A success message is displayed on the screen.

Removing Oracle External Vaults

Oracle external vaults can be removed on the Oracle Vaults page. Search for existing external vaults using Vault Name, Tenant, or Compartment.

To remove an external vault from CCKM:

  1. Open the Cloud Key Manager application.

  2. In the left pane, click Containers > Oracle Vaults.

  3. Click the External Vaults tab.

  4. On the External Vaults tab, click the overflow icon (Overflow Icon) corresponding to the vault you want to remove.

  5. Click Remove Vault.

  6. Select I wish to delete the vault.

  7. Click Delete.

The Oracle external vault is deleted successfully. It is removed from the list of Oracle external vaults.

Blocking Oracle External Vaults

Oracle external vaults can be blocked on the Oracle Vaults page. Search for existing external vaults using Vault Name, Tenant, or Compartment.

To block an external vault from CCKM:

  1. Open the Cloud Key Manager application.

  2. In the left pane, click Containers > Oracle Vaults.
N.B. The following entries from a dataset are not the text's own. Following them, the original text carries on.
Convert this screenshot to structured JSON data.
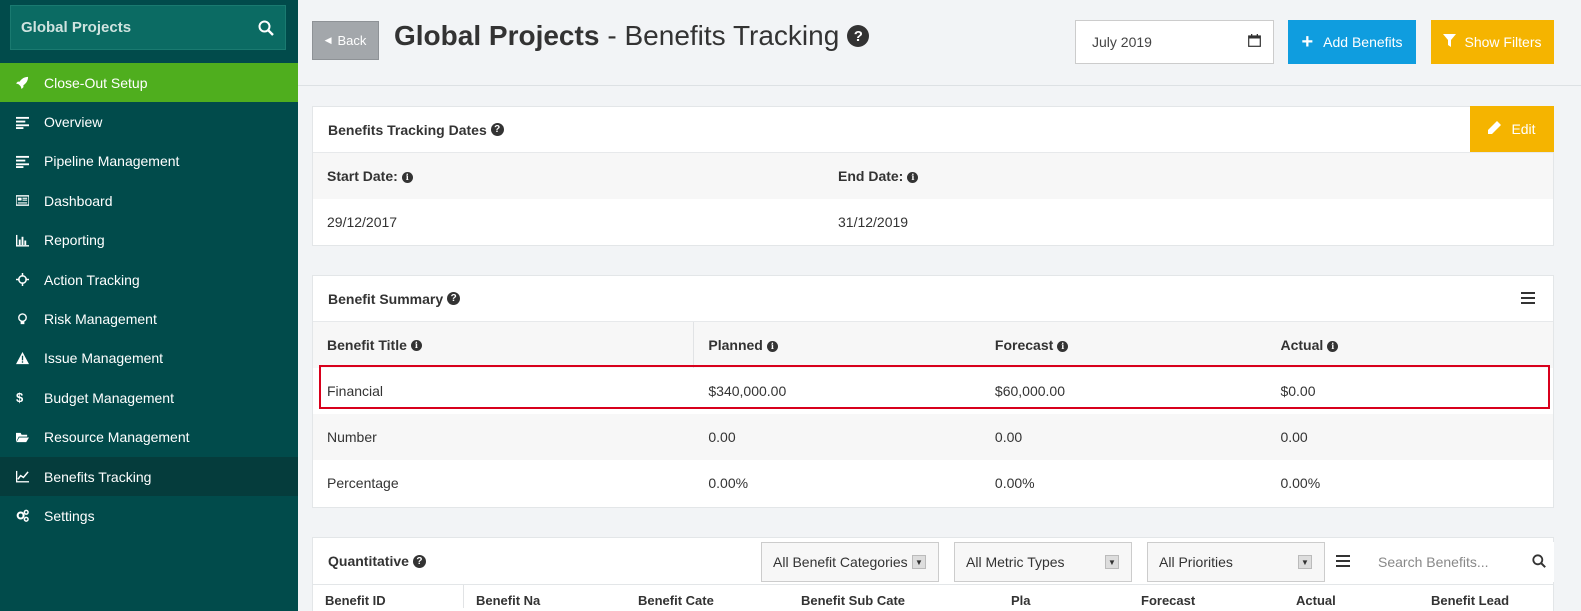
{
  "sidebar": {
    "search_text": "Global Projects",
    "items": [
      {
        "label": "Close-Out Setup",
        "icon": "rocket-icon"
      },
      {
        "label": "Overview",
        "icon": "align-left-icon"
      },
      {
        "label": "Pipeline Management",
        "icon": "align-left-icon"
      },
      {
        "label": "Dashboard",
        "icon": "newspaper-icon"
      },
      {
        "label": "Reporting",
        "icon": "bar-chart-icon"
      },
      {
        "label": "Action Tracking",
        "icon": "crosshairs-icon"
      },
      {
        "label": "Risk Management",
        "icon": "lightbulb-icon"
      },
      {
        "label": "Issue Management",
        "icon": "warning-icon"
      },
      {
        "label": "Budget Management",
        "icon": "dollar-icon"
      },
      {
        "label": "Resource Management",
        "icon": "folder-open-icon"
      },
      {
        "label": "Benefits Tracking",
        "icon": "line-chart-icon"
      },
      {
        "label": "Settings",
        "icon": "gears-icon"
      }
    ]
  },
  "header": {
    "back_label": "Back",
    "title_bold": "Global Projects",
    "title_rest": "- Benefits Tracking",
    "date_value": "July 2019",
    "add_label": "Add Benefits",
    "filter_label": "Show Filters"
  },
  "dates_panel": {
    "title": "Benefits Tracking Dates",
    "edit_label": "Edit",
    "start_label": "Start Date:",
    "end_label": "End Date:",
    "start_value": "29/12/2017",
    "end_value": "31/12/2019"
  },
  "summary_panel": {
    "title": "Benefit Summary",
    "headers": [
      "Benefit Title",
      "Planned",
      "Forecast",
      "Actual"
    ],
    "rows": [
      {
        "title": "Financial",
        "planned": "$340,000.00",
        "forecast": "$60,000.00",
        "actual": "$0.00"
      },
      {
        "title": "Number",
        "planned": "0.00",
        "forecast": "0.00",
        "actual": "0.00"
      },
      {
        "title": "Percentage",
        "planned": "0.00%",
        "forecast": "0.00%",
        "actual": "0.00%"
      }
    ]
  },
  "quant_panel": {
    "title": "Quantitative",
    "categories_select": "All Benefit Categories",
    "metric_select": "All Metric Types",
    "priority_select": "All Priorities",
    "search_placeholder": "Search Benefits...",
    "columns": [
      "Benefit ID",
      "Benefit Na",
      "Benefit Cate",
      "Benefit Sub Cate",
      "Pla",
      "Forecast",
      "Actual",
      "Benefit Lead"
    ]
  },
  "colors": {
    "sidebar_bg": "#014b4b",
    "active_item": "#4fae1e",
    "blue_button": "#0f9ddf",
    "yellow_button": "#f5b400",
    "highlight_border": "#d8001c"
  }
}
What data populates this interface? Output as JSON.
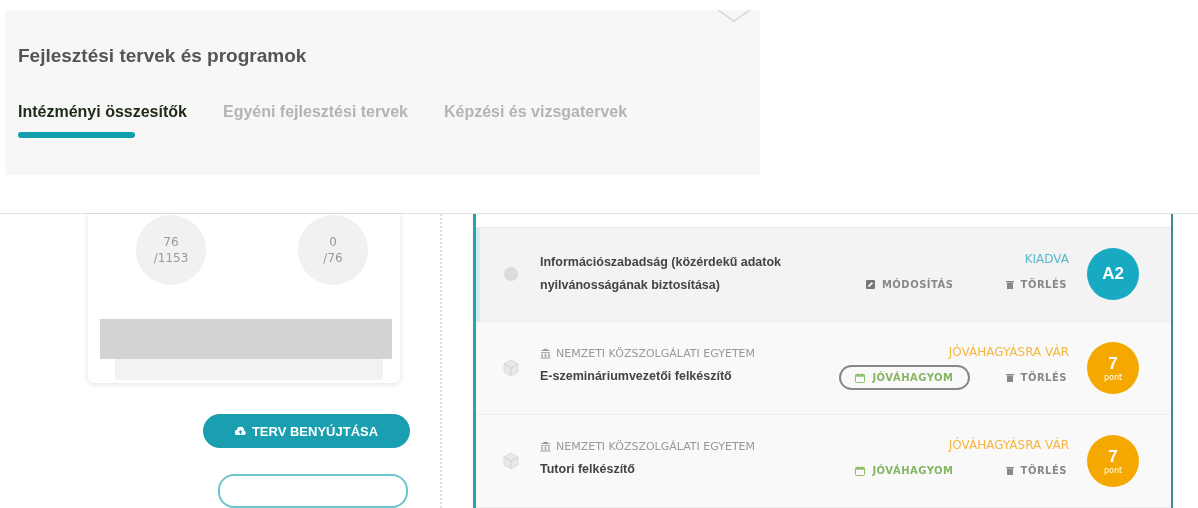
{
  "header": {
    "title": "Fejlesztési tervek és programok"
  },
  "tabs": [
    {
      "label": "Intézményi összesítők",
      "selected": true
    },
    {
      "label": "Egyéni fejlesztési tervek",
      "selected": false
    },
    {
      "label": "Képzési és vizsgatervek",
      "selected": false
    }
  ],
  "summary": {
    "counters": [
      {
        "value": "76",
        "total": "/1153"
      },
      {
        "value": "0",
        "total": "/76"
      }
    ]
  },
  "submit_button": "TERV BENYÚJTÁSA",
  "plans": [
    {
      "kind": "issued",
      "selected": true,
      "title": "Információszabadság (közérdekű adatok nyilvánosságának biztosítása)",
      "status": "KIADVA",
      "actions": [
        {
          "kind": "edit",
          "label": "MÓDOSÍTÁS",
          "focused": false
        },
        {
          "kind": "delete",
          "label": "TÖRLÉS",
          "focused": false
        }
      ],
      "badge": "A2"
    },
    {
      "kind": "pending",
      "selected": false,
      "institution": "NEMZETI KÖZSZOLGÁLATI EGYETEM",
      "title": "E-szemináriumvezetői felkészítő",
      "status": "JÓVÁHAGYÁSRA VÁR",
      "actions": [
        {
          "kind": "approve",
          "label": "JÓVÁHAGYOM",
          "focused": true
        },
        {
          "kind": "delete",
          "label": "TÖRLÉS",
          "focused": false
        }
      ],
      "badge": "7",
      "badge_unit": "pont"
    },
    {
      "kind": "pending",
      "selected": false,
      "institution": "NEMZETI KÖZSZOLGÁLATI EGYETEM",
      "title": "Tutori felkészítő",
      "status": "JÓVÁHAGYÁSRA VÁR",
      "actions": [
        {
          "kind": "approve",
          "label": "JÓVÁHAGYOM",
          "focused": false
        },
        {
          "kind": "delete",
          "label": "TÖRLÉS",
          "focused": false
        }
      ],
      "badge": "7",
      "badge_unit": "pont"
    }
  ]
}
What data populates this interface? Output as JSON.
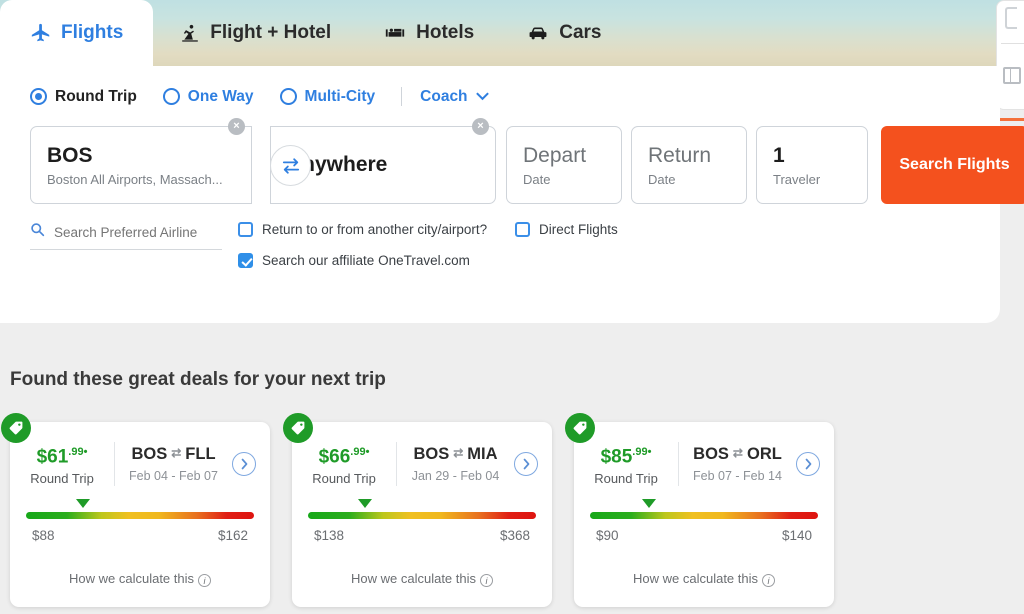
{
  "tabs": [
    {
      "label": "Flights",
      "icon": "airplane-icon",
      "active": true
    },
    {
      "label": "Flight + Hotel",
      "icon": "flight-hotel-icon",
      "active": false
    },
    {
      "label": "Hotels",
      "icon": "bed-icon",
      "active": false
    },
    {
      "label": "Cars",
      "icon": "car-icon",
      "active": false
    }
  ],
  "trip_types": [
    {
      "label": "Round Trip",
      "selected": true
    },
    {
      "label": "One Way",
      "selected": false
    },
    {
      "label": "Multi-City",
      "selected": false
    }
  ],
  "cabin": {
    "label": "Coach",
    "icon": "chevron-down-icon"
  },
  "form": {
    "origin": {
      "code": "BOS",
      "detail": "Boston All Airports, Massach...",
      "clear": "×"
    },
    "destination": {
      "value": "Anywhere",
      "clear": "×"
    },
    "depart": {
      "value": "Depart",
      "sub": "Date"
    },
    "return": {
      "value": "Return",
      "sub": "Date"
    },
    "travelers": {
      "count": "1",
      "label": "Traveler"
    },
    "swap_icon": "swap-arrows-icon",
    "search_button": "Search Flights"
  },
  "options": {
    "airline_placeholder": "Search Preferred Airline",
    "airline_value": "",
    "checkboxes": [
      {
        "label": "Return to or from another city/airport?",
        "checked": false
      },
      {
        "label": "Direct Flights",
        "checked": false
      },
      {
        "label": "Search our affiliate OneTravel.com",
        "checked": true
      }
    ]
  },
  "deals": {
    "heading": "Found these great deals for your next trip",
    "how_calculate": "How we calculate this",
    "cards": [
      {
        "price_whole": "$61",
        "price_cents": ".99",
        "asterisk": "•",
        "trip_type": "Round Trip",
        "origin": "BOS",
        "destination": "FLL",
        "dates": "Feb 04 - Feb 07",
        "gauge_low": "$88",
        "gauge_high": "$162",
        "marker_pct": 25
      },
      {
        "price_whole": "$66",
        "price_cents": ".99",
        "asterisk": "•",
        "trip_type": "Round Trip",
        "origin": "BOS",
        "destination": "MIA",
        "dates": "Jan 29 - Feb 04",
        "gauge_low": "$138",
        "gauge_high": "$368",
        "marker_pct": 25
      },
      {
        "price_whole": "$85",
        "price_cents": ".99",
        "asterisk": "•",
        "trip_type": "Round Trip",
        "origin": "BOS",
        "destination": "ORL",
        "dates": "Feb 07 - Feb 14",
        "gauge_low": "$90",
        "gauge_high": "$140",
        "marker_pct": 26
      }
    ]
  },
  "colors": {
    "accent_blue": "#2f7fe0",
    "search_orange": "#f4511e",
    "deal_green": "#1f9b28",
    "page_bg": "#eeeeee"
  }
}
  3. Click the External Vaults tab.

  4. On the External Vaults tab, click the overflow icon (Overflow Icon) corresponding to the vault you want to block.

  5. Click Block. The Are you sure you want to block external Vault? message is displayed.

  6. Click Block.

The Oracle external vault is blocked successfully. The status of external vault is changed to Blocked.

Unblocking Oracle External Vaults

Oracle external vaults can be unblocked on the Oracle Vaults page. Search for existing external vaults using Vault Name, Tenant, or Compartment.

To block an external vault from CCKM:

  1. Open the Cloud Key Manager application.

  2. In the left pane, click Containers > Oracle Vaults.

  3. Click the External Vaults tab.

  4. On the External Vaults tab, click the overflow icon (Overflow Icon) corresponding to the vault you want to unblock.

  5. Click Unblock. The Are you sure you want to unblock external Vault? message is displayed.

  6. Click Unblock.

The Oracle external vault is unblocked successfully. The status of external vault is changed to Unblocked.